Since the 1960s, Myanmar’s regimes have crafted and intensified a nationalist identity, to distract from the economic ruin and mass poverty caused by their “Burmese Way To Socialism” initiative. To be true Burmese you needed to be of the Bamar ethnic group and Buddhist. If you weren’t Bamar (which 32% of Myanmar aren’t) you had better be a Buddhist. The Rohingya were neither, they were outsiders who should be feared. Distrust lingered from World War II as, whilst most Burmese fought alongside the Japanese, the Rohingya allied with the British.

In recent years, extremist Buddhist groups like 969 and MaBaTha have become highly influential. These groups successfully spread beliefs such as Muslims are secretly controlling the establishment, Muslims use Halal slaughterhouses to practice slitting Buddhist throats (getting many shutdown) and saying Muslims want to enslave Myanmar under Sharia Law. 969 have a lot of influence over the NLD and MaBaTha provide textbooks for Myanmar’s school children. Their influence on society means that all political parties fear appearing to be “soft” on Muslims. Thus the Rohingya had most of their remaining rights, including the right to vote, confiscated in 2012. The charismatic figurehead of these movements, U Wirathu, is dubbed “the Buddhist bin Laden.” His anti-Islam messages are so widely believed that, in this quasi-democracy, a government can only survive through its persecution of the Rohingya. Being seen to be “pro-Muslim” will lead to monks out on the streets, trying to topple the government, and the military would only be too willing to recapture power.

Another force openly pushing for the exclusion of the Rohingya were the various political parties representing the ethnic Rakhine Buddhists, now the Arakan National Party.
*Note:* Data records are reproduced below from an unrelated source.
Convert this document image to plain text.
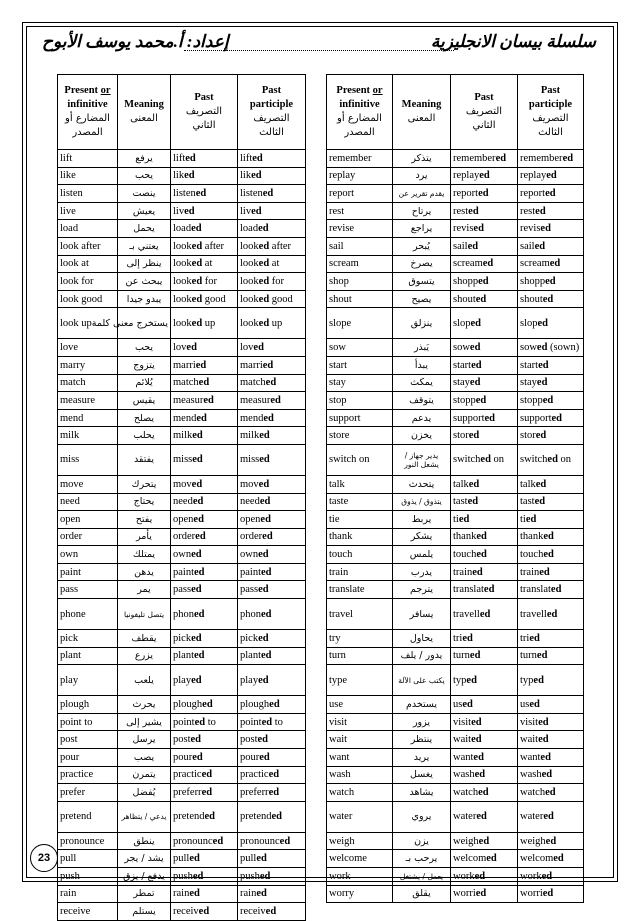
إعداد: أ.محمد يوسف الأبوح	سلسلة بيسان الانجليزية
Present or
infinitive
المضارع أو
المصدر	Meaning
المعنى	Past
التصريف الثاني	Past
participle
التصريف الثالث
lift	يرفع	lifted	lifted
like	يحب	liked	liked
listen	ينصت	listened	listened
live	يعيش	lived	lived
load	يحمل	loaded	loaded
look after	يعتني بـ	looked after	looked after
look at	ينظر إلى	looked at	looked at
look for	يبحث عن	looked for	looked for
look good	يبدو جيدا	looked good	looked good
look up	يستخرج معنى كلمة	looked up	looked up
love	يحب	loved	loved
marry	يتزوج	married	married
match	يُلائم	matched	matched
measure	يقيس	measured	measured
mend	يصلح	mended	mended
milk	يحلب	milked	milked
miss	يفتقد	missed	missed
move	يتحرك	moved	moved
need	يحتاج	needed	needed
open	يفتح	opened	opened
order	يأمر	ordered	ordered
own	يمتلك	owned	owned
paint	يدهن	painted	painted
pass	يمر	passed	passed
phone	يتصل تليفونيا	phoned	phoned
pick	يقطف	picked	picked
plant	يزرع	planted	planted
play	يلعب	played	played
plough	يحرث	ploughed	ploughed
point to	يشير إلى	pointed to	pointed to
post	يرسل	posted	posted
pour	يصب	poured	poured
practice	يتمرن	practiced	practiced
prefer	يُفضل	preferred	preferred
pretend	يدعي / يتظاهر	pretended	pretended
pronounce	ينطق	pronounced	pronounced
pull	يشد / يجر	pulled	pulled
push	يدفع / يزق	pushed	pushed
rain	تمطر	rained	rained
receive	يستلم	received	received
Present or
infinitive
المضارع أو
المصدر	Meaning
المعنى	Past
التصريف الثاني	Past participle
التصريف الثالث
remember	يتذكر	remembered	remembered
replay	يرد	replayed	replayed
report	يقدم تقرير عن	reported	reported
rest	يرتاح	rested	rested
revise	يراجع	revised	revised
sail	يُبحر	sailed	sailed
scream	يصرخ	screamed	screamed
shop	يتسوق	shopped	shopped
shout	يصيح	shouted	shouted
slope	ينزلق	sloped	sloped
sow	يَبذر	sowed	sowed (sown)
start	يبدأ	started	started
stay	يمكث	stayed	stayed
stop	يتوقف	stopped	stopped
support	يدعم	supported	supported
store	يخزن	stored	stored
switch on	يدير جهاز / يشعل النور	switched on	switched on
talk	يتحدث	talked	talked
taste	يتذوق / يذوق	tasted	tasted
tie	يربط	tied	tied
thank	يشكر	thanked	thanked
touch	يلمس	touched	touched
train	يدرب	trained	trained
translate	يترجم	translated	translated
travel	يسافر	travelled	travelled
try	يحاول	tried	tried
turn	يدور / يلف	turned	turned
type	يكتب على الآلة	typed	typed
use	يستخدم	used	used
visit	يزور	visited	visited
wait	ينتظر	waited	waited
want	يريد	wanted	wanted
wash	يغسل	washed	washed
watch	يشاهد	watched	watched
water	يروي	watered	watered
weigh	يزن	weighed	weighed
welcome	يرحب بـ	welcomed	welcomed
work	يعمل / يشتغل	worked	worked
worry	يقلق	worried	worried
23
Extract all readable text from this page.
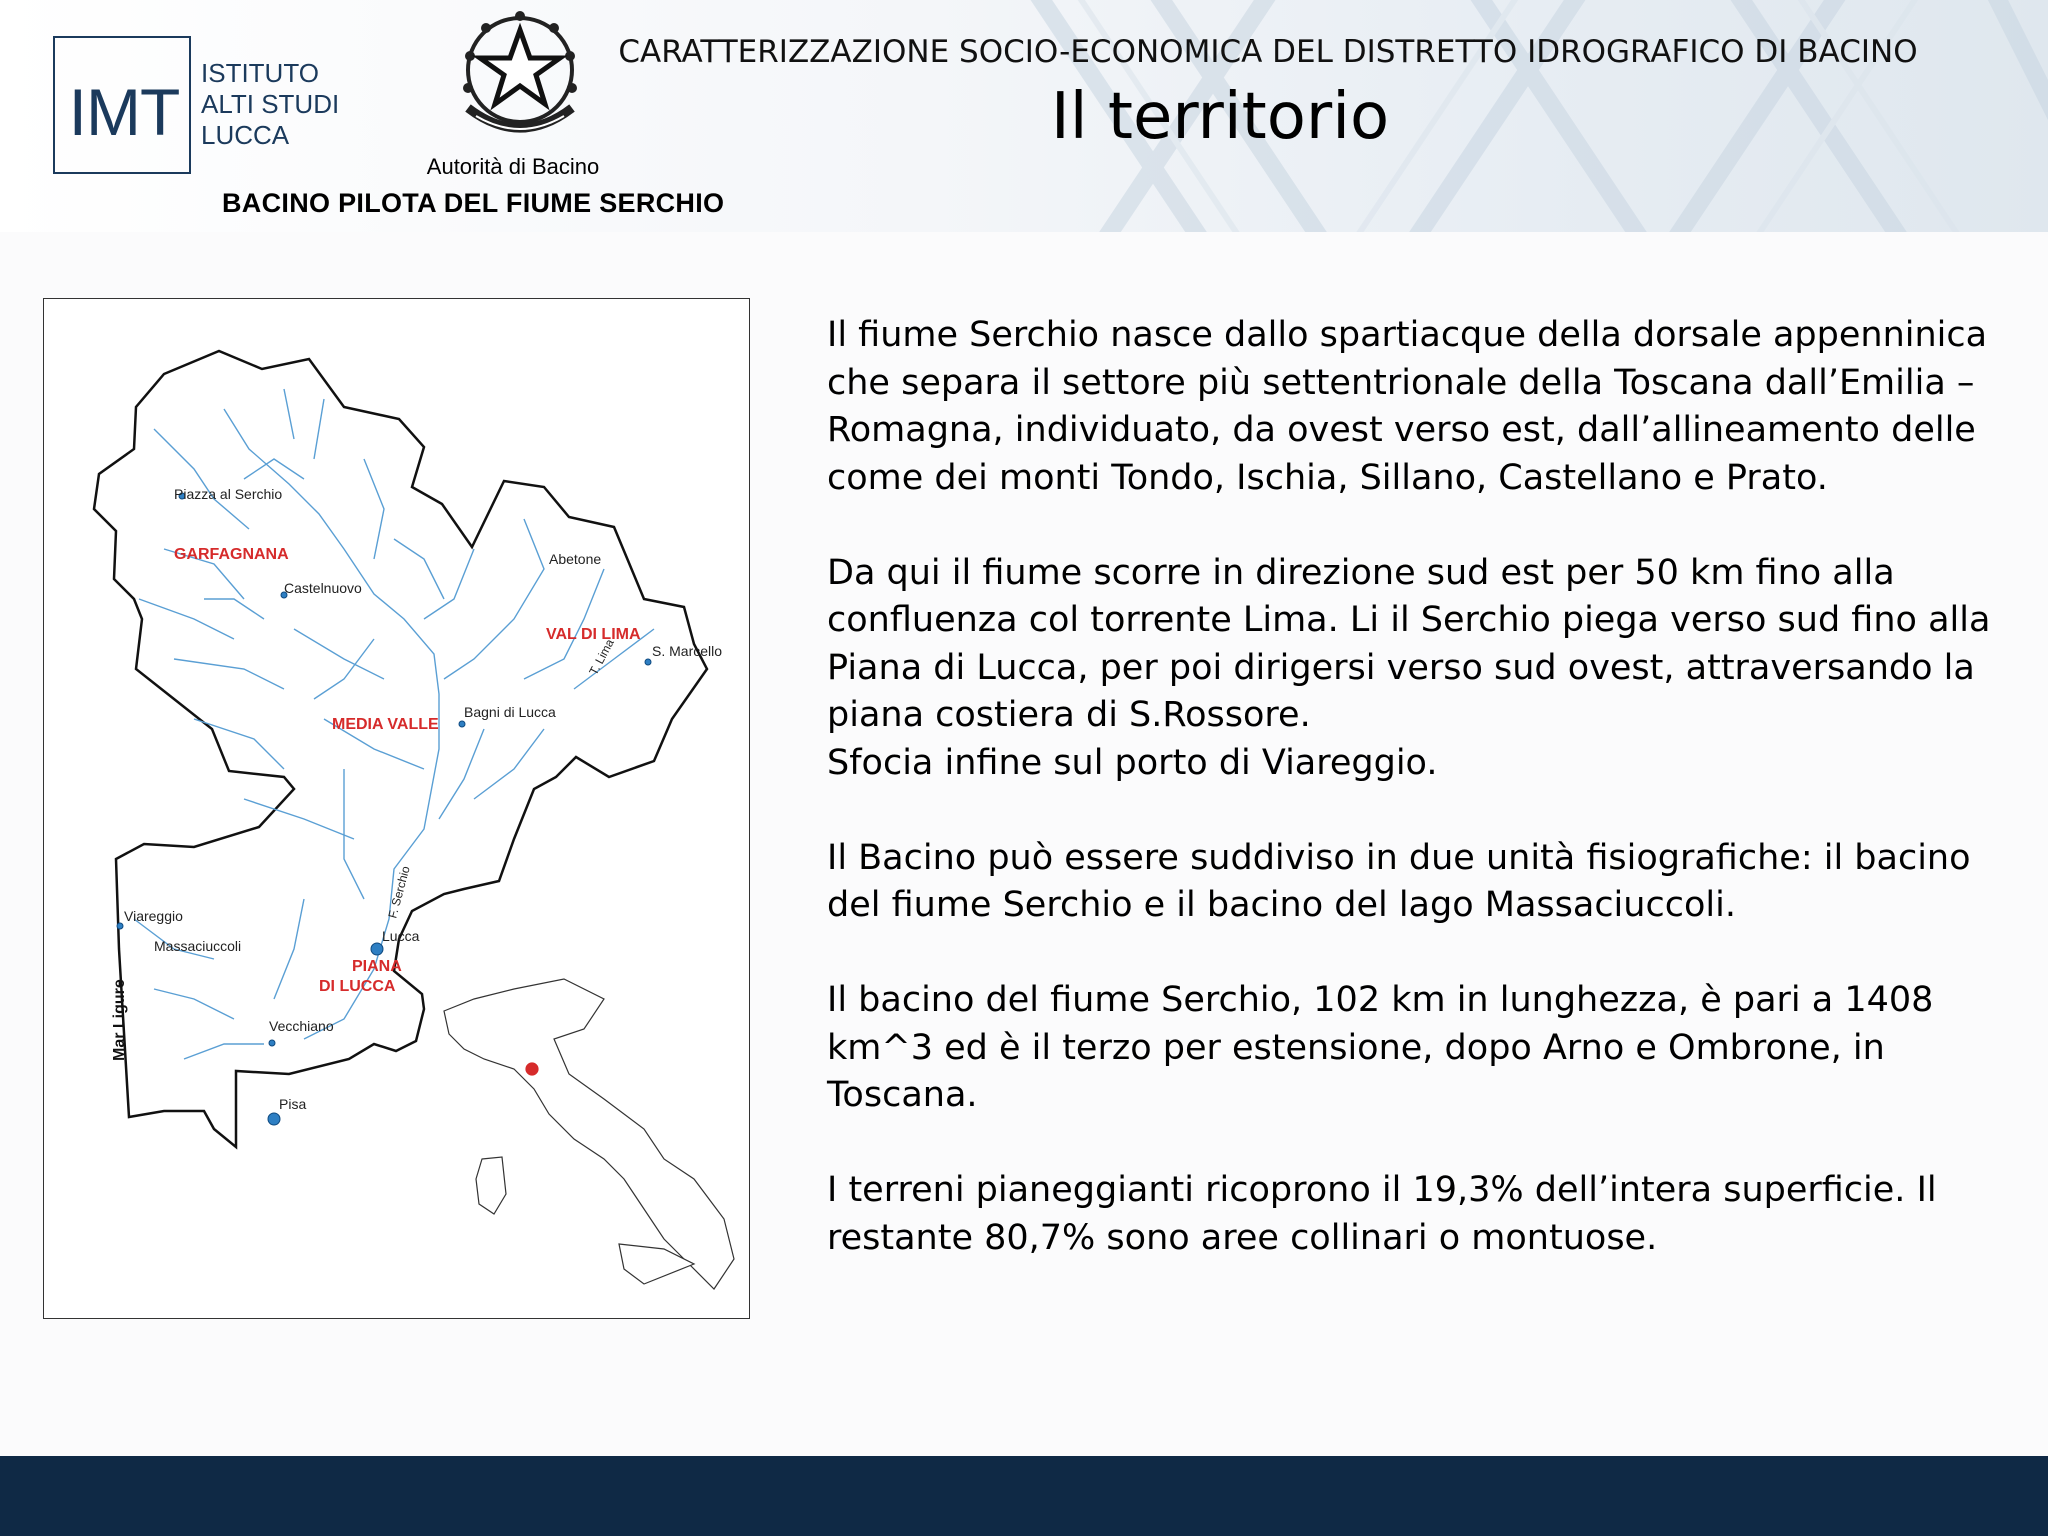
IMT
ISTITUTO
ALTI STUDI
LUCCA
Autorità di Bacino
BACINO PILOTA DEL FIUME SERCHIO
CARATTERIZZAZIONE SOCIO-ECONOMICA DEL DISTRETTO IDROGRAFICO DI BACINO
Il territorio
Piazza al Serchio
Castelnuovo
Abetone
S. Marcello
Bagni di Lucca
Viareggio
Massaciuccoli
Lucca
Vecchiano
Pisa
GARFAGNANA
VAL DI LIMA
MEDIA VALLE
PIANA
DI LUCCA
T. Lima
F. Serchio
Mar Ligure

Il fiume Serchio nasce dallo spartiacque della dorsale appenninica che separa il settore più settentrionale della Toscana dall’Emilia – Romagna, individuato, da ovest verso est, dall’allineamento delle come dei monti Tondo, Ischia, Sillano, Castellano e Prato.

Da qui il fiume scorre in direzione sud est per 50 km fino alla confluenza col torrente Lima. Li il Serchio piega verso sud fino alla Piana di Lucca, per poi dirigersi verso sud ovest, attraversando la piana costiera di S.Rossore.

Sfocia infine sul porto di Viareggio.

Il Bacino può essere suddiviso in due unità fisiografiche: il bacino del fiume Serchio e il bacino del lago Massaciuccoli.

Il bacino del fiume Serchio, 102 km in lunghezza, è pari a 1408 km^3 ed è il terzo per estensione, dopo Arno e Ombrone, in Toscana.

I terreni pianeggianti ricoprono il 19,3% dell’intera superficie. Il restante 80,7% sono aree collinari o montuose.
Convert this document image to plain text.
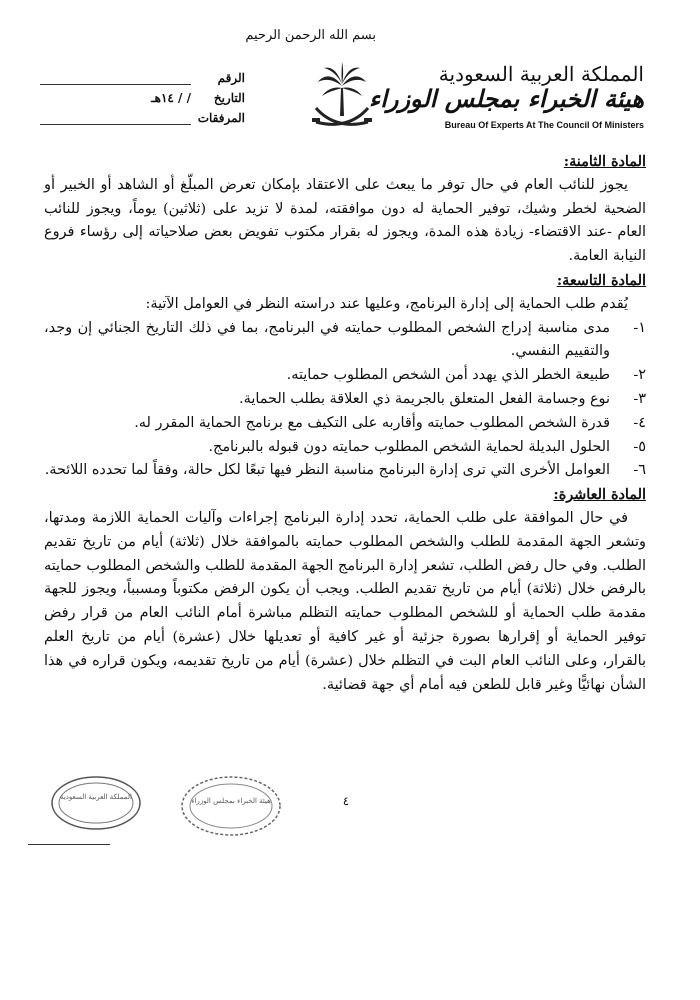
بسم الله الرحمن الرحيم
المملكة العربية السعودية
هيئة الخبراء بمجلس الوزراء
Bureau Of Experts At The Council Of Ministers
الرقم
التاريخ
/ / ١٤هـ
المرفقات

المادة الثامنة:

يجوز للنائب العام في حال توفر ما يبعث على الاعتقاد بإمكان تعرض المبلّغ أو الشاهد أو الخبير أو الضحية لخطر وشيك، توفير الحماية له دون موافقته، لمدة لا تزيد على (ثلاثين) يوماً، ويجوز للنائب العام -عند الاقتضاء- زيادة هذه المدة، ويجوز له بقرار مكتوب تفويض بعض صلاحياته إلى رؤساء فروع النيابة العامة.

المادة التاسعة:

يُقدم طلب الحماية إلى إدارة البرنامج، وعليها عند دراسته النظر في العوامل الآتية:

١-
مدى مناسبة إدراج الشخص المطلوب حمايته في البرنامج، بما في ذلك التاريخ الجنائي إن وجد، والتقييم النفسي.
٢-
طبيعة الخطر الذي يهدد أمن الشخص المطلوب حمايته.
٣-
نوع وجسامة الفعل المتعلق بالجريمة ذي العلاقة بطلب الحماية.
٤-
قدرة الشخص المطلوب حمايته وأقاربه على التكيف مع برنامج الحماية المقرر له.
٥-
الحلول البديلة لحماية الشخص المطلوب حمايته دون قبوله بالبرنامج.
٦-
العوامل الأخرى التي ترى إدارة البرنامج مناسبة النظر فيها تبعًا لكل حالة، وفقاً لما تحدده اللائحة.

المادة العاشرة:

في حال الموافقة على طلب الحماية، تحدد إدارة البرنامج إجراءات وآليات الحماية اللازمة ومدتها، وتشعر الجهة المقدمة للطلب والشخص المطلوب حمايته بالموافقة خلال (ثلاثة) أيام من تاريخ تقديم الطلب. وفي حال رفض الطلب، تشعر إدارة البرنامج الجهة المقدمة للطلب والشخص المطلوب حمايته بالرفض خلال (ثلاثة) أيام من تاريخ تقديم الطلب. ويجب أن يكون الرفض مكتوباً ومسبباً، ويجوز للجهة مقدمة طلب الحماية أو للشخص المطلوب حمايته التظلم مباشرة أمام النائب العام من قرار رفض توفير الحماية أو إقرارها بصورة جزئية أو غير كافية أو تعديلها خلال (عشرة) أيام من تاريخ العلم بالقرار، وعلى النائب العام البت في التظلم خلال (عشرة) أيام من تاريخ تقديمه، ويكون قراره في هذا الشأن نهائيًّا وغير قابل للطعن فيه أمام أي جهة قضائية.

٤
المملكة العربية السعودية	هيئة الخبراء بمجلس الوزراء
Aung San Suu Kyi’s NLD colluded with them to get Rohingya rights eradicated, in order to gain Rakhine support. As Myanmar expressed its democratic voice in 2015, the Rohingya were silenced.

The anti-Muslim feeling that exists in Myanmar hit home when I was on a ferry crossing the Yangon River. A couple of novice Buddhist monks, who were no older than 11, pointed to me, they made a gesture along their cheeks to indicate that I had a beard (which I do) and then made the sinister gesture of running their finger across their throat – they thought I was a Muslim (which I’m not) because of my beard and these pious children were threatening me. It is clear that, as long as Myanmar’s institutions dance to the tune of the extremists, the popular will will always be to support Rohingya persecution.

The rest of Myanmar gaining some democratic rights left the Rohingya without any human rights. Those in Bangladesh long to return home, as long as they can get equality. Yet no one I spoke to can imagine a Muslim ever being safe in Rakhine State. Refugees in Bangladesh and IDPs within Rakhine live in hopelessness. As Nur tells me “we are smart people, we are qualified and we are experienced. We are just sitting here. We want to be able to earn our money. But because I am a refugee I have no right to work in Bangladesh.” As the rest of Myanmar are becoming more enfranchised, the Rohingya are now more disenfranchised than ever before.